First Bowie, then Rickman. Who’s next?

I wasn’t ever a big fan of David Bowie or his music, probably because I didn’t hear a lot of his 1970s material since I was out of the country almost continuously from 1972 to 1978. Nonetheless I recognize how big a cultural icon he was. I’d know that if only by the volume of regretful posts noting his passing from cancer at 69 on my Facebook feed. At least two-thirds of my friends there posted something about him.

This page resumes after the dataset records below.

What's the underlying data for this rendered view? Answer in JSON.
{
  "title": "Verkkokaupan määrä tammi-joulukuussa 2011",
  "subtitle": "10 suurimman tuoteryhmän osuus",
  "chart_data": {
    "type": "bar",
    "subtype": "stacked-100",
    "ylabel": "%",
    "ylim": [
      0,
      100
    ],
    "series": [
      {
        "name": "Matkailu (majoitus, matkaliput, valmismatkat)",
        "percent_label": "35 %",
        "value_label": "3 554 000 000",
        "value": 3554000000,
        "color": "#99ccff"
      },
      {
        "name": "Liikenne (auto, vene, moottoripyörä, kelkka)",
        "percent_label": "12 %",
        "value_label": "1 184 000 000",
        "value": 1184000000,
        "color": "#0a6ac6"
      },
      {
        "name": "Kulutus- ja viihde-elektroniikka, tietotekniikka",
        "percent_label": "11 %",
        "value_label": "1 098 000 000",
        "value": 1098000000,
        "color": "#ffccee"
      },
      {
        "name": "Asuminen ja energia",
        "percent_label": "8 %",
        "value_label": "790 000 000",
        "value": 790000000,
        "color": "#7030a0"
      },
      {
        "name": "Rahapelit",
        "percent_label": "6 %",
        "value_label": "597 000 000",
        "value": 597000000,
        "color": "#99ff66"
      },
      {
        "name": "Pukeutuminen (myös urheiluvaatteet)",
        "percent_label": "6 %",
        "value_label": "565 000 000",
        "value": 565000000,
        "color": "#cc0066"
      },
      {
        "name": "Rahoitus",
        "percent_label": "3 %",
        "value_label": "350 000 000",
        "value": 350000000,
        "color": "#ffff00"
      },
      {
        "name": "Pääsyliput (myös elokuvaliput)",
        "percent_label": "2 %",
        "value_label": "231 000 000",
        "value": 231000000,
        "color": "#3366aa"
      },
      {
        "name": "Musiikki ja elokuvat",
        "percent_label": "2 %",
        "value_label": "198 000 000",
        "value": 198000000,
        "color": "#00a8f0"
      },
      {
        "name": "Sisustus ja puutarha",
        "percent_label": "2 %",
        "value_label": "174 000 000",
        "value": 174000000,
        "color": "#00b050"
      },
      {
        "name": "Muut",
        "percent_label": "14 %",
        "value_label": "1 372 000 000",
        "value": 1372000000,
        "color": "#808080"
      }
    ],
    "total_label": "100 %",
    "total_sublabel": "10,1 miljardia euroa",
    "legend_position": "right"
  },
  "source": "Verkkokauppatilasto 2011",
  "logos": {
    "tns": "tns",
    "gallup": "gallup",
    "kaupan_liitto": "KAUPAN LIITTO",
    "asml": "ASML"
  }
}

Just as you’re muttering “damned cancer, taking the good people early” and putting a lid on that part of you that grieves for people you admired in life without knowing them comes today’s news that Alan Rickman died, also from cancer and also at the relatively young age of 69.

I’m not much of a moviegoer, but I went to see those that nearly everyone went to see over the last 15 years, including the Lord of the Rings movies, the Hobbit movies, and all the Harry Potter ones. I may have seen the cast of the Potter films more than any other bunch of actors in my life, with the possible exception of Sean Connery in his James Bond years. I admired Rickman as Snape. He radiated disdain in that role, and he managed to portray the Professor of Potions and then Professor of the Dark Arts as a sinister and unnerving character. The revelation of his motives at the end of the saga was very satisfying.

From all the acclaim for him that I saw today I may have to rent some of his other films.